- Leader: Collective leadership (Central Committee)
- Founded: 1988
- Split from: Socialist Action
- Headquarters: London
- Ideology: Communism Trotskyism Euroscepticism Castroism Zionism
- Political position: Far-left
- International affiliation: Pathfinder tendency

= Communist League (UK, 1988) =

The Communist League is a British political party that was formed by a group of members expelled in 1988 from Socialist Action. Those members had joined the U.S. Socialist Workers Party's Pathfinder tendency. It maintained a bookshop in London, originally in The Cut, then Bethnal Green Road. It now operates a web/mail order service from Seven Sisters for Pathfinder publications. The League's members distribute The Militant, the paper of the U.S. Socialist Workers Party. In 2007, an article in The Militant claimed that the group had members who work in the meat-packing industry.

== Electoral history ==
The League contested two seats in the 1992 UK General Election.

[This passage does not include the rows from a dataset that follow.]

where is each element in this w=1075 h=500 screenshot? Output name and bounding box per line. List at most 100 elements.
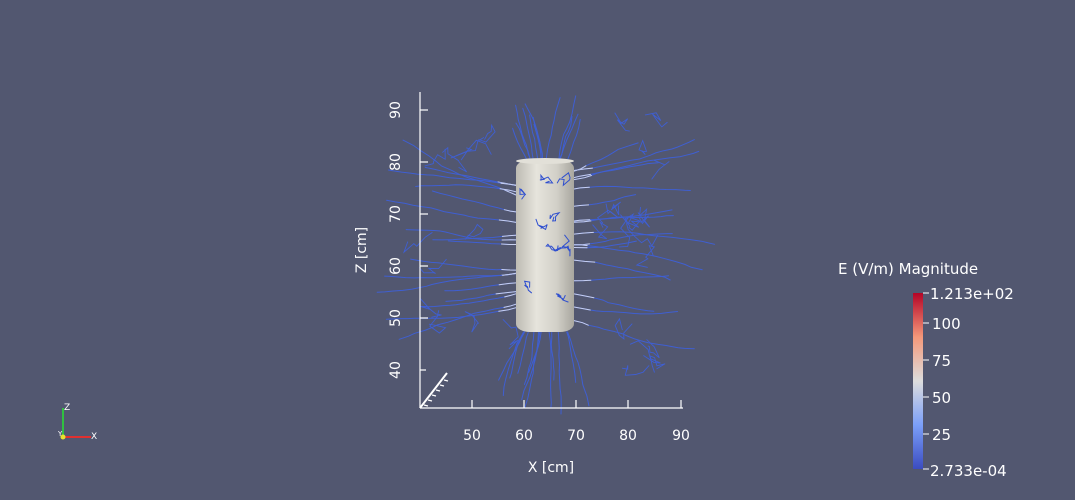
streamline (502, 331, 525, 396)
streamline (637, 206, 650, 228)
colorbar-tick-label: 75 (932, 352, 951, 370)
orientation-axes-widget[interactable]: Z X Y (57, 403, 97, 442)
streamline (376, 273, 517, 293)
streamline (573, 231, 716, 245)
streamline (573, 320, 695, 350)
streamline (573, 231, 594, 235)
streamline (596, 203, 619, 224)
streamline (556, 171, 571, 187)
streamline (529, 114, 539, 161)
streamline (545, 243, 564, 252)
streamline (573, 185, 691, 191)
streamline (555, 293, 569, 303)
streamline (419, 297, 442, 318)
z-axis-title: Z [cm] (354, 227, 370, 273)
streamline (515, 104, 532, 161)
color-legend[interactable]: E (V/m) Magnitude 1.213e+02 100 75 50 25… (838, 260, 1014, 480)
streamline (573, 244, 588, 247)
streamline (522, 107, 534, 161)
cylinder-object[interactable] (516, 158, 574, 332)
streamline (464, 223, 484, 240)
streamline (523, 280, 532, 294)
streamline (635, 245, 656, 268)
streamline (550, 331, 555, 381)
z-tick-label: 50 (388, 309, 404, 327)
streamline (649, 355, 666, 373)
z-tick-label: 40 (388, 361, 404, 379)
streamline (651, 159, 670, 180)
streamline (498, 331, 524, 381)
streamline (524, 103, 544, 161)
streamline (431, 190, 517, 213)
streamline (512, 127, 528, 161)
streamline (592, 221, 609, 240)
streamline (573, 233, 673, 246)
x-tick-label: 60 (515, 428, 533, 444)
streamline (521, 331, 542, 401)
streamline (504, 189, 517, 196)
streamline (419, 258, 447, 275)
z-tick-label: 80 (388, 153, 404, 171)
orientation-y-label: Y (57, 430, 63, 438)
streamline (629, 340, 661, 364)
streamline (573, 219, 591, 222)
streamline (385, 307, 517, 320)
streamline (628, 215, 649, 228)
streamline (558, 113, 579, 161)
streamline (501, 234, 517, 237)
streamline (502, 319, 519, 350)
streamline (610, 201, 621, 216)
streamline (402, 232, 433, 254)
streamline (428, 310, 447, 334)
streamline (423, 293, 517, 308)
streamline (573, 173, 591, 179)
streamline (501, 269, 517, 271)
colorbar-tick-label: 100 (932, 315, 961, 333)
colorbar-max-label: 1.213e+02 (930, 285, 1014, 303)
streamline (503, 303, 517, 308)
cube-axes (419, 92, 683, 409)
streamline (573, 209, 673, 223)
orientation-x-label: X (91, 432, 97, 442)
surface-streamlines (519, 171, 571, 303)
streamline (626, 223, 659, 247)
streamline (558, 95, 577, 161)
streamline (504, 293, 517, 298)
streamline (386, 199, 517, 223)
streamline (614, 112, 630, 132)
streamline (528, 331, 541, 373)
streamline (495, 291, 517, 295)
streamline (573, 279, 592, 282)
streamline (619, 217, 631, 248)
orientation-z-label: Z (64, 403, 70, 413)
streamline (573, 204, 590, 207)
streamline (545, 97, 561, 161)
streamline (498, 219, 517, 223)
streamline (464, 311, 479, 333)
colorbar-tick-label: 25 (932, 426, 951, 444)
streamline (384, 272, 517, 279)
streamline (620, 212, 641, 231)
streamline (573, 194, 637, 207)
streamline (498, 282, 517, 286)
streamline (533, 123, 542, 161)
streamline (573, 139, 695, 171)
streamline (549, 211, 561, 222)
streamline (561, 234, 571, 257)
streamline (573, 306, 678, 315)
streamline (503, 209, 517, 213)
streamline (573, 165, 587, 172)
x-tick-label: 50 (463, 428, 481, 444)
colorbar-min-label: 2.733e-04 (930, 462, 1007, 480)
z-tick-label: 90 (388, 101, 404, 119)
x-axis-title: X [cm] (528, 460, 574, 476)
colorbar-title: E (V/m) Magnitude (838, 260, 978, 278)
streamline (524, 331, 539, 409)
streamline (573, 244, 703, 271)
z-tick-label: 70 (388, 205, 404, 223)
streamline (387, 169, 517, 186)
streamline (410, 258, 517, 271)
streamline (442, 146, 468, 173)
streamline (573, 306, 591, 311)
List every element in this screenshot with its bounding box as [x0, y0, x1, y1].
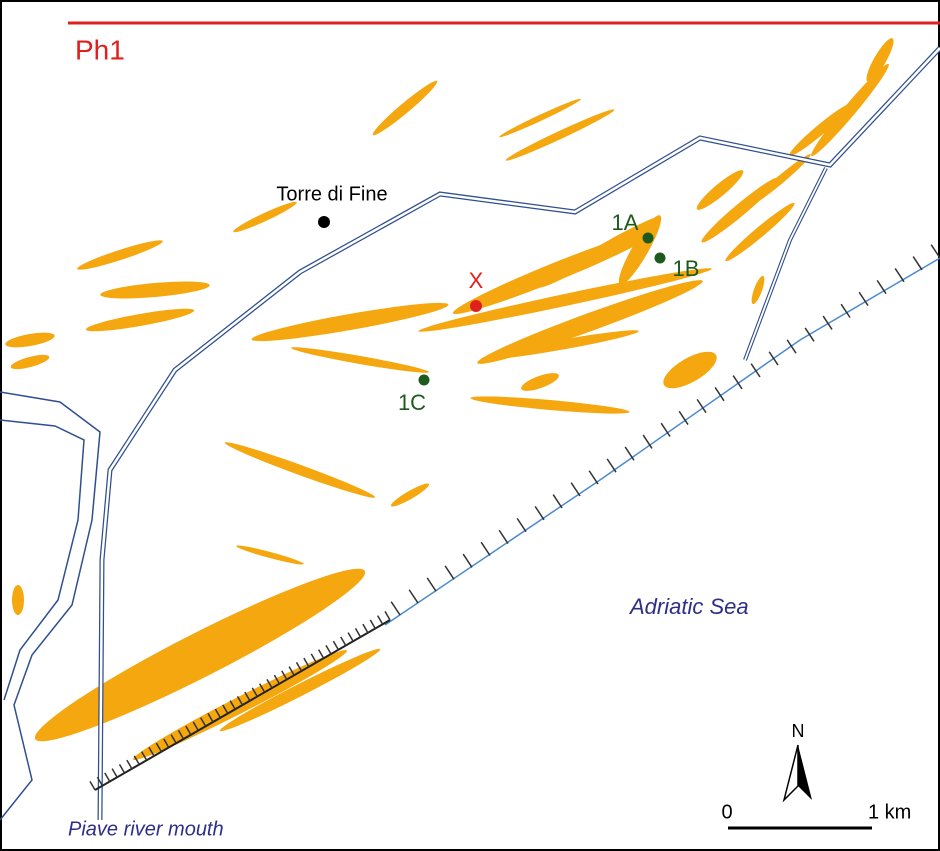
point-marker	[655, 253, 666, 264]
point-label: 1B	[673, 256, 700, 281]
place-label: Torre di Fine	[276, 183, 387, 205]
dune-ridge	[12, 585, 24, 615]
map: Ph1 Torre di Fine X 1A 1B 1C Adriatic Se…	[0, 0, 940, 851]
water-label: Piave river mouth	[68, 818, 224, 840]
point-label: X	[469, 268, 484, 293]
point-label: 1A	[612, 210, 639, 235]
point-label: 1C	[398, 390, 426, 415]
scale-end: 1 km	[868, 801, 911, 823]
point-marker	[419, 375, 430, 386]
scale-start: 0	[721, 801, 732, 823]
place-marker	[318, 216, 330, 228]
phase-label: Ph1	[75, 34, 125, 65]
water-label: Adriatic Sea	[628, 594, 749, 619]
point-marker	[470, 300, 482, 312]
point-marker	[643, 233, 654, 244]
north-label: N	[792, 721, 805, 741]
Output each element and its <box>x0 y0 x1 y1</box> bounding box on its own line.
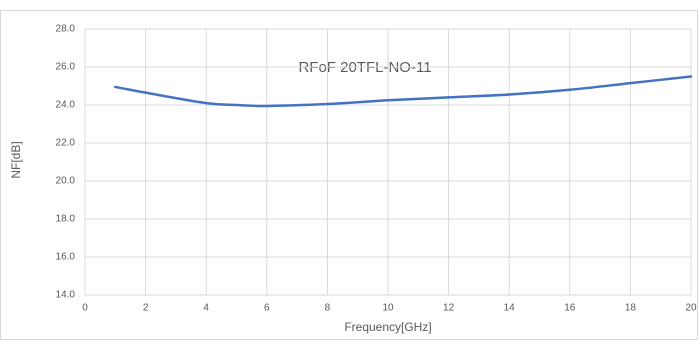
y-axis-label: NF[dB] <box>9 141 23 178</box>
data-line <box>114 75 693 108</box>
x-tick-label: 2 <box>143 303 149 314</box>
y-tick-label: 18.0 <box>56 214 76 225</box>
y-tick-label: 20.0 <box>56 176 76 187</box>
x-tick-label: 6 <box>264 303 270 314</box>
y-tick-label: 24.0 <box>56 100 76 111</box>
chart-frame <box>0 10 698 340</box>
x-tick-label: 4 <box>203 303 209 314</box>
y-tick-label: 22.0 <box>56 138 76 149</box>
y-tick-label: 14.0 <box>56 290 76 301</box>
y-tick-label: 16.0 <box>56 252 76 263</box>
y-tick-label: 26.0 <box>56 62 76 73</box>
x-tick-label: 18 <box>625 303 637 314</box>
y-tick-label: 28.0 <box>56 24 76 35</box>
x-tick-label: 14 <box>504 303 516 314</box>
x-tick-label: 12 <box>443 303 455 314</box>
x-tick-label: 16 <box>564 303 576 314</box>
x-axis-label: Frequency[GHz] <box>344 320 431 334</box>
x-tick-label: 10 <box>382 303 394 314</box>
x-tick-label: 0 <box>82 303 88 314</box>
x-tick-label: 20 <box>685 303 697 314</box>
x-tick-label: 8 <box>325 303 331 314</box>
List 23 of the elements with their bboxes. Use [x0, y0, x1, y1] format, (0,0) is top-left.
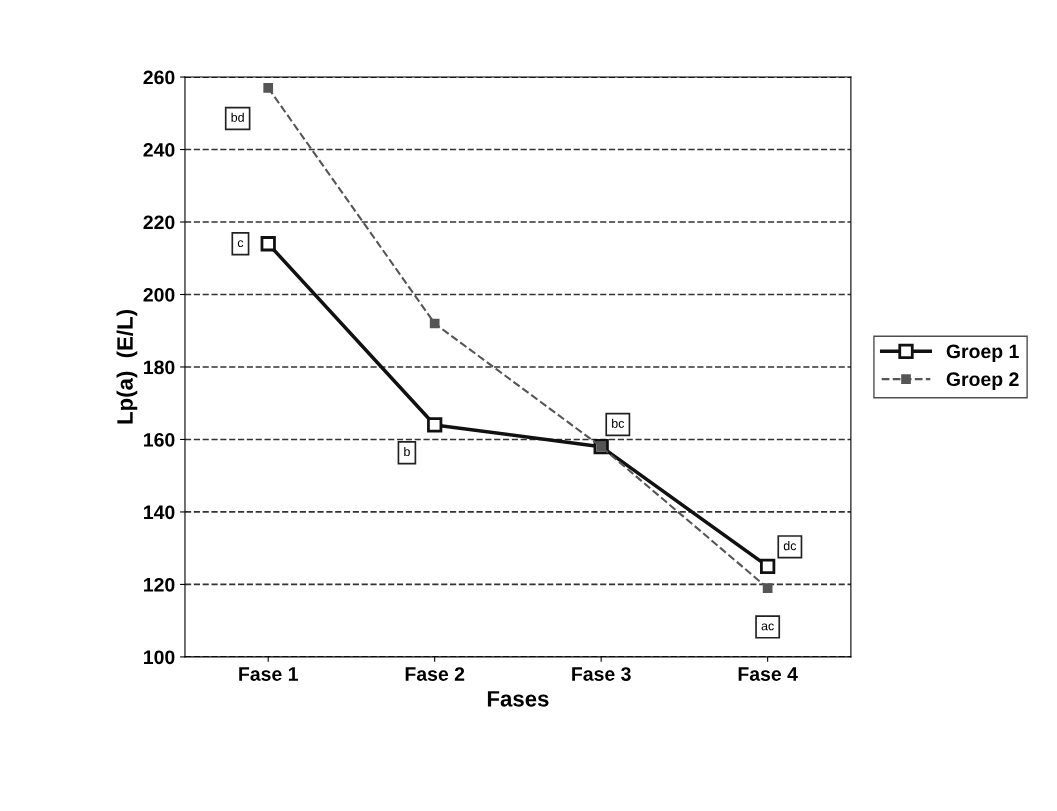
x-axis-title: Fases — [487, 691, 549, 707]
annotation: bd — [231, 112, 244, 122]
x-tick-label: Fase 3 — [572, 667, 631, 681]
x-tick-label: Fase 1 — [239, 667, 298, 681]
annotation: b — [404, 446, 410, 457]
y-tick-label: 180 — [144, 360, 175, 375]
annotation: c — [237, 240, 244, 248]
y-tick-label: 160 — [144, 432, 175, 447]
y-tick-label: 220 — [143, 215, 175, 230]
y-axis-title: Lp(a) (E/L) — [116, 310, 138, 424]
x-tick-label: Fase 4 — [738, 667, 798, 681]
x-tick-label: Fase 2 — [405, 667, 465, 681]
annotation: ac — [761, 623, 774, 631]
y-tick-label: 240 — [143, 143, 175, 157]
legend-label: Groep 1 — [946, 344, 1019, 363]
legend-label: Groep 2 — [946, 372, 1019, 390]
annotation: dc — [783, 541, 797, 551]
y-tick-label: 100 — [144, 650, 175, 665]
y-tick-label: 200 — [143, 287, 175, 302]
y-tick-label: 260 — [143, 70, 175, 85]
annotation: bc — [612, 418, 625, 428]
y-tick-label: 120 — [144, 577, 175, 592]
y-tick-label: 140 — [144, 505, 175, 520]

Two Communist League candidates stood in the 2005 UK general election; one ran in Bethnal Green and Bow polling 38 votes, the seat which was gained by George Galloway for the Respect Party. In the 2008 London Assembly election, Julie Crawford stood in the City and East constituency and polled 701 votes, 0.3% of the popular vote, coming 12th and last among the candidates. In the 2010 UK general election, the Communist League stood Caroline Bellamy in Edinburgh South West (48 votes) and Paul Davies in Hackney South and Shoreditch (110 votes). Peter Clifford stood in Manchester Central in 2012, gaining 64 votes. In the 2012 London Assembly election, Paul Davies stood in the City and East constituency and increased the vote to 1,108 (0.6) coming last out of eight candidates.

For the 2015 UK general election, the Communist League stood two parliamentary candidates (in London and Manchester) and two other candidates for Manchester City Council. Peter Clifford withdrew his candidacy in the Greater Manchester mayoral election, due to take place 4 May 2017, citing the cost of the deposit. He stood instead in the 2017 UK general election for the constituency of Manchester Gorton, gaining 27 votes, equating to approximately 0.1% of the vote. Andrés Mendoza also stood as a Communist League candidate in the Islington North constituency for the 2017 election, receiving 7 votes.

In the 2019 UK general election, Caroline Bellamy stood in the Manchester constituency of Wythenshawe & Sale East, winning 58 votes The Communist League announced in February 2021 that it was standing Pamela Holmes as a candidate in the 2021 London Assembly election, Peter Clifford in the 2021 Greater Manchester mayoral election and Andrés Mendoza in the 2021 London mayoral election; however, Mendoza was not included in the final list of mayoral candidates, suggesting the Communist League had withdrawn from the 2021 London Mayoral race. Similarly, Cifford was not included in the list of candidates declared for the Greater Manchester mayoral election by the time nominations had closed. In the 2024 general election the party stood Peter Clifford in Manchester Rusholme and Pamela Holmes Tottenham, winning 167 and 63 votes in each.

In February 2026, trade unionist Hugo Wils stood as the Communist League's candidate in the 2026 Gorton and Denton by-election. The election was won by Hannah Spencer of the Green Party, and Wils only received 29 votes, the least out of any candidate.